Evaluation in the Crowd: Crowdsourcing and Human-Centred Experiments

Human-centred empirical evaluations play an important role in the fields of HCI, visualization, and graphics in testing the effectiveness of visual representations. The advent of crowdsourcing platforms (such as Amazon Mechanical Turk) has provided a revolutionary methodology to conduct human-centred experiments. Through such platforms, experiments can now collect data from hundreds, even thousands, of participants from a diverse user community over a matter of weeks, greatly increasing the ease with which we can collect data as well as the power and generalizability of experimental results. However, the use of such experimental platforms does not come without its problems: ensuring participant investment in the task, defining experimental controls, collecting qualitative data, and understanding the ethics behind deploying such experiments en masse.

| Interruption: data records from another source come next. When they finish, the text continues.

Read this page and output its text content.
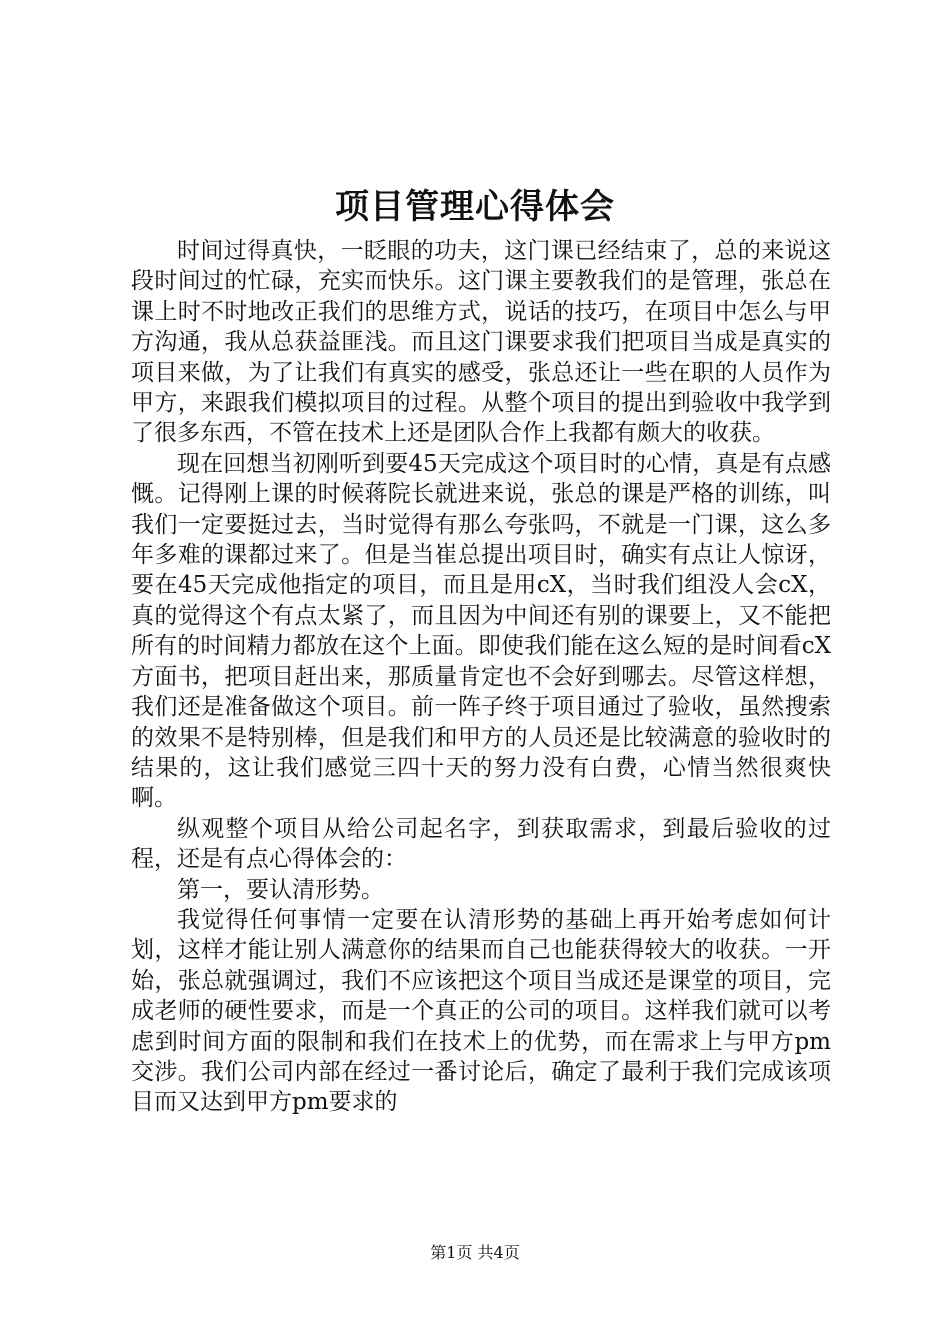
项目管理心得体会

时间过得真快，一眨眼的功夫，这门课已经结束了，总的来说这段时间过的忙碌，充实而快乐。这门课主要教我们的是管理，张总在课上时不时地改正我们的思维方式，说话的技巧，在项目中怎么与甲方沟通，我从总获益匪浅。而且这门课要求我们把项目当成是真实的项目来做，为了让我们有真实的感受，张总还让一些在职的人员作为甲方，来跟我们模拟项目的过程。从整个项目的提出到验收中我学到了很多东西，不管在技术上还是团队合作上我都有颇大的收获。

现在回想当初刚听到要45天完成这个项目时的心情，真是有点感慨。记得刚上课的时候蒋院长就进来说，张总的课是严格的训练，叫我们一定要挺过去，当时觉得有那么夸张吗，不就是一门课，这么多年多难的课都过来了。但是当崔总提出项目时，确实有点让人惊讶，要在45天完成他指定的项目，而且是用cX，当时我们组没人会cX，真的觉得这个有点太紧了，而且因为中间还有别的课要上，又不能把所有的时间精力都放在这个上面。即使我们能在这么短的是时间看cX方面书，把项目赶出来，那质量肯定也不会好到哪去。尽管这样想，我们还是准备做这个项目。前一阵子终于项目通过了验收，虽然搜索的效果不是特别棒，但是我们和甲方的人员还是比较满意的验收时的结果的，这让我们感觉三四十天的努力没有白费，心情当然很爽快啊。

纵观整个项目从给公司起名字，到获取需求，到最后验收的过程，还是有点心得体会的：

第一，要认清形势。

我觉得任何事情一定要在认清形势的基础上再开始考虑如何计划，这样才能让别人满意你的结果而自己也能获得较大的收获。一开始，张总就强调过，我们不应该把这个项目当成还是课堂的项目，完成老师的硬性要求，而是一个真正的公司的项目。这样我们就可以考虑到时间方面的限制和我们在技术上的优势，而在需求上与甲方pm交涉。我们公司内部在经过一番讨论后，确定了最利于我们完成该项目而又达到甲方pm要求的

第1页 共4页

The focus of this Dagstuhl seminar is to discuss experiences and methodological considerations when using crowdsourcing platforms to run human-centred experiments. We aim to bring together researchers in areas that use crowdsourcing to run human-centred experiments and aim to have a high degree of interdisciplinarity. We target members of the human-computer interaction, visualization, psychology, and applied perception research communities as typical users of crowdsourcing platforms. We also wish to engage researchers who develop the technology that makes crowdsourcing possible and researchers who have studied the crowdsourcing community. The following topics will be discussed:

  • Crowdsourcing Platforms vs. The Laboratory. The laboratory setting for human-centred experiments has been employed for decades and has a well understood methodology with known advantages and limitations. Studies performed on crowdsourcing platforms provide new opportunities and new challenges. A cross community discussion over the nature of these technologies as well as their advantages and limitations is needed. When should we use crowdsourcing? More importantly, when should we not?
  • Scientifically Rigorous Methodologies. Understanding the strengths and limitations of a crowdsourcing platform can help us refine our human-centred experimental methodologies. When running between-subjects experiments, what considerations do we need to make when allocating our participant pools that will be compared? Are within-subjects experiments too taxing for crowdsourced participants? How do we effectively collect qualitative information?
  • Crowdsourcing Experiments in Human-Computer Interaction, Visualization, and Applied Perception/Graphics. Each of our fields has unique challenges when designing, deploying, and analysing the results of crowdsourcing evaluation. We are especially interested in the experiences and best practice findings of our communities in regards to these methodologies.
  • Getting to Know the Crowd. Much of this seminar examins the ways that our research communities can use the technology in order to evaluate the software systems and techniques that we design. However, it is important to consider the people that accept and perform the jobs that we post on these platforms. What are they like?
  • Ethics in Experiments. Even though the participants of a crowdsourcing study never walk into the laboratory, ethical considerations behind this new platform need to be discussed. What additional considerations are needed beyond standard ethical procedures when running crowdsourcing experiments? How do we ensure that we are compensating our participants adequately for their work, while considering the nature of microtasks?

The intended output of this seminar is an edited volume of articles that will become a primer text on the use of crowdsourcing in our diverse research communities. We also expect that with the range of researchers invited to this seminar new collaborative and interdisciplinary projects will be fostered.